Tutto si svolge nel rispetto della privacy, per carità. Ma lo straniero non otterrà mai il visto d’ingresso se ha una malattia venerea o l’Aids. Se, invece, supera brillantemente gli esami si può registrare alla questura locale e, almeno per 12 mesi, è tranquillo. Sempre che nel frattempo non cambi città, commetta reati o evada le tasse. Nel primo caso deve ricominciare con l’intera, estenuante, trafila di controlli. Negli altri due casi finisce in prigione o, se è più fortunato, viene espulso con foglio di via di 8 anni.

Insomma, si può discutere, e molto, sui metodi dei cinesi. Ma da quelle parti non esiste nessuna emergenza immigrazione.

I problemi e le tensioni sociali, invece, riguardano le massicce migrazioni interne, che spingono ogni anno centinaia di milioni di cinesi dalle zone rurali e povere del Paese, alle ben più ricche metropoli della costa. Una su tutte Shenzhen, nel Guandong, la provincia simbolo del boom economico cinese: la città ha 10 milioni di abitanti ma non più di 200mila sono originari del luogo. Il resto sono emigrati o figli di emigrati, che hanno deciso di non tornare più nelle campagne, pur rimanendo spesso cittadini di serie B: rispetto agli abitanti locali hanno stipendi più bassi, meno copertura sanitaria ed è più difficile accendere un mutuo.

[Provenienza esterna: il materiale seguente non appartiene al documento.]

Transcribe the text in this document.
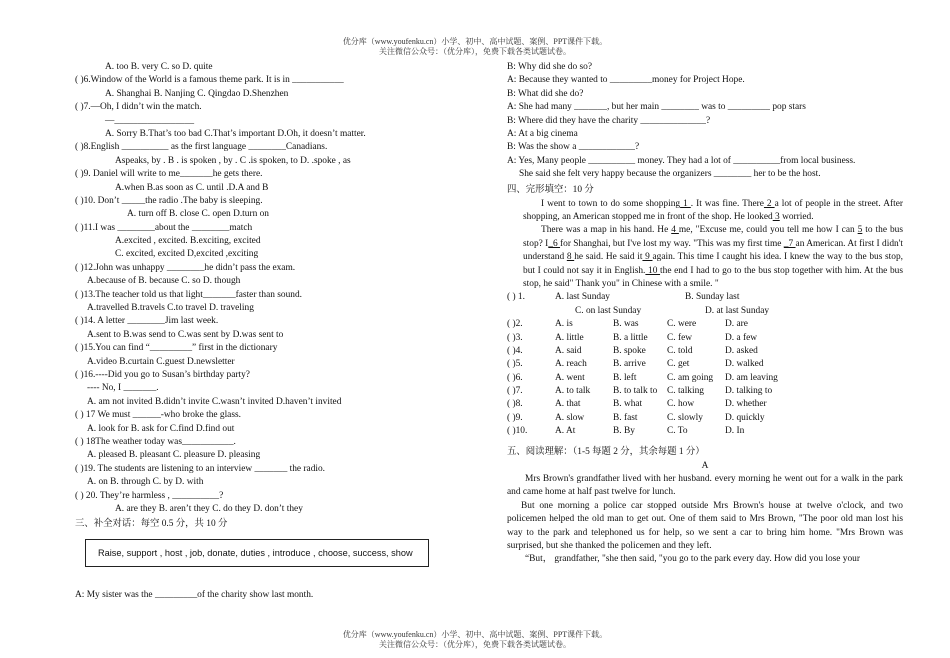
优分库（www.youfenku.cn）小学、初中、高中试题、案例、PPT课件下载。
关注微信公众号：（优分库），免费下载各类试题试卷。
A. too B. very C. so D. quite
( )6.Window of the World is a famous theme park. It is in ___________
A. Shanghai B. Nanjing C. Qingdao D.Shenzhen
( )7.—Oh, I didn’t win the match.
—_________________
A. Sorry B.That’s too bad C.That’s important D.Oh, it doesn’t matter.
( )8.English __________ as the first language ________Canadians.
Aspeaks, by . B . is spoken , by . C .is spoken, to D. .spoke , as
( )9. Daniel will write to me_______he gets there.
A.when B.as soon as C. until .D.A and B
( )10. Don’t _____the radio .The baby is sleeping.
A. turn off B. close C. open D.turn on
( )11.I was ________about the ________match
A.excited , excited. B.exciting, excited
C. excited, excited D,excited ,exciting
( )12.John was unhappy ________he didn’t pass the exam.
A.because of B. because C. so D. though
( )13.The teacher told us that light_______faster than sound.
A.travelled B.travels C.to travel D. traveling
( )14. A letter ________Jim last week.
A.sent to B.was send to C.was sent by D.was sent to
( )15.You can find “_________” first in the dictionary
A.video B.curtain C.guest D.newsletter
( )16.----Did you go to Susan’s birthday party?
---- No, I _______.
A. am not invited B.didn’t invite C.wasn’t invited D.haven’t invited
( ) 17 We must ______-who broke the glass.
A. look for B. ask for C.find D.find out
( ) 18The weather today was___________.
A. pleased B. pleasant C. pleasure D. pleasing
( )19. The students are listening to an interview _______ the radio.
A. on B. through C. by D. with
( ) 20. They’re harmless , __________?
A. are they B. aren’t they C. do they D. don’t they
三、补全对话：每空 0.5 分，共 10 分
Raise, support , host , job, donate, duties , introduce , choose, success, show
A: My sister was the _________of the charity show last month.
B: Why did she do so?
A: Because they wanted to _________money for Project Hope.
B: What did she do?
A: She had many _______, but her main ________ was to _________ pop stars
B: Where did they have the charity ______________?
A: At a big cinema
B: Was the show a ____________?
A: Yes, Many people __________ money. They had a lot of __________from local business.
She said she felt very happy because the organizers ________ her to be the host.
四、完形填空：10 分

I went to town to do some shopping 1 . It was fine. There 2 a lot of people in the street. After shopping, an American stopped me in front of the shop. He looked 3 worried.

There was a map in his hand. He 4 me, "Excuse me, could you tell me how I can 5 to the bus stop? I_6 for Shanghai, but I've lost my way. "This was my first time _7 an American. At first I didn't understand 8 he said. He said it 9 again. This time I caught his idea. I knew the way to the bus stop, but I could not say it in English. 10 the end I had to go to the bus stop together with him. At the bus stop, he said" Thank you" in Chinese with a smile. "

( ) 1.	A. last Sunday	B. Sunday last
C. on last Sunday	D. at last Sunday
( )2.	A. is	B. was	C. were	D. are
( )3.	A. little	B. a little C. few	D. a few
( )4.	A. said	B. spoke C. told	D. asked
( )5.	A. reach	B. arrive C. get	D. walked
( )6.	A. went	B. left	C. am going D. am leaving
( )7.	A. to talk B. to talk to C. talking D. talking to
( )8.	A. that	B. what	C. how	D. whether
( )9.	A. slow	B. fast	C. slowly D. quickly
( )10.	A. At	B. By	C. To	D. In
五、阅读理解：（1-5 每题 2 分，其余每题 1 分）
A

Mrs Brown's grandfather lived with her husband. every morning he went out for a walk in the park and came home at half past twelve for lunch.

But one morning a police car stopped outside Mrs Brown's house at twelve o'clock, and two policemen helped the old man to get out. One of them said to Mrs Brown, "The poor old man lost his way to the park and telephoned us for help, so we sent a car to bring him home. "Mrs Brown was surprised, but she thanked the policemen and they left.

“But， grandfather, "she then said, "you go to the park every day. How did you lose your

优分库（www.youfenku.cn）小学、初中、高中试题、案例、PPT课件下载。
关注微信公众号：（优分库），免费下载各类试题试卷。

Tanti altri migranti, però, quando arriva il capodanno cinese (è appena trascorso) prendono il treno e, dopo un viaggio anche di 3-4 giorni, tornano al villaggio natale, per stare in famiglia durante la Festa di Primavera. Il copione è lo stesso ogni anno. Ma questa volta il finale è stato diverso e persino tragico. Oltre 20 milioni di contadini, infatti, non sono più ripartiti per le città della costa. Per loro non c’era più lavoro. Questo è il conto che la crisi mondiale sta facendo pagare oggi alla Cina.